Don't be scared of making recipes your own. Cooking should be a fun adventure not a stressful event.
OK, now that I got that out of my system, I halved the potatoes (with skin on) and loosely chopped the garlic.
Still needing my roast to thaw a bit more, I moved on to my gravy base. A friend gave me a few of these Sam Adams beers because he said, "I figured you could cook with them or something."
HA! He was right.
I whisked the beer with the Worcestershire sauce, soy sauce, apple cider vinegar and flour.
It was time to sear the meat. The roast was defrosted enough to be released from the plastic. That would have to do.

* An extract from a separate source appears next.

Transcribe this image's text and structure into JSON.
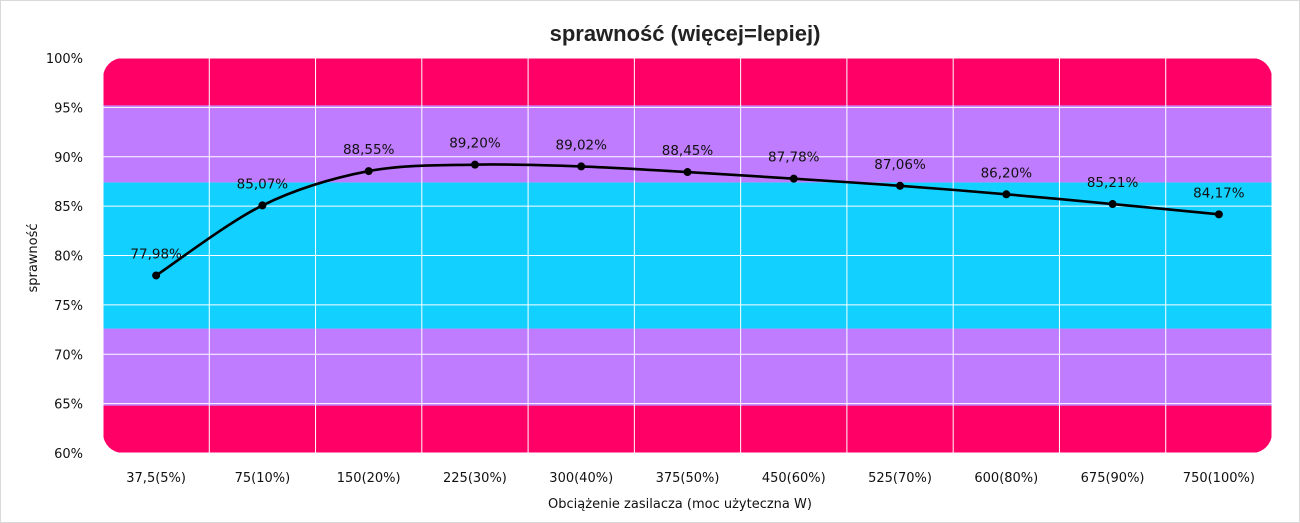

I heated a heavy skillet over medium-high heat and sprinkled all sides of the roast with salt and pepper. Then I seared it on all sides.
Believe me, that sucker was still frozen solid in the middle.
Once it was seared I put it in the crock pot with all the other ingredients and poured the beer mixture on top.
I pushed some of the potatoes down, covered and cooked it on low for 8 hours.
After 8 hours of the house smelling awesome, I uncovered this.
I removed the roast to let it rest and left the crock pot uncovered to help the gravy thicken a bit more.
I was shocked to see how amazing the roast sliced.
Any other time I've made a pot roast it always did that shredding thing, which is yummy but slices are an easier sell to the kids.
The meat was tender, slightly moist and delicious.
I served the meat with 2 potato halves and a scoop of carrots and onion with the juice drizzled on top.
I loved EVERY bite! The potatoes were creamy and delicious. The carrots soft but not overcooked. The onion was sweet, and the meat was amazing.
My best pot roast to date!
Here's a peek at my dinner table last night. Notice no tears.
Makes me smile. 🙂
These meals are always hard for me to calculate nutritional information. If you are counting just use a general point per ounce estimate and count how many potatoes you eat. Sometimes you just have to go with the flow.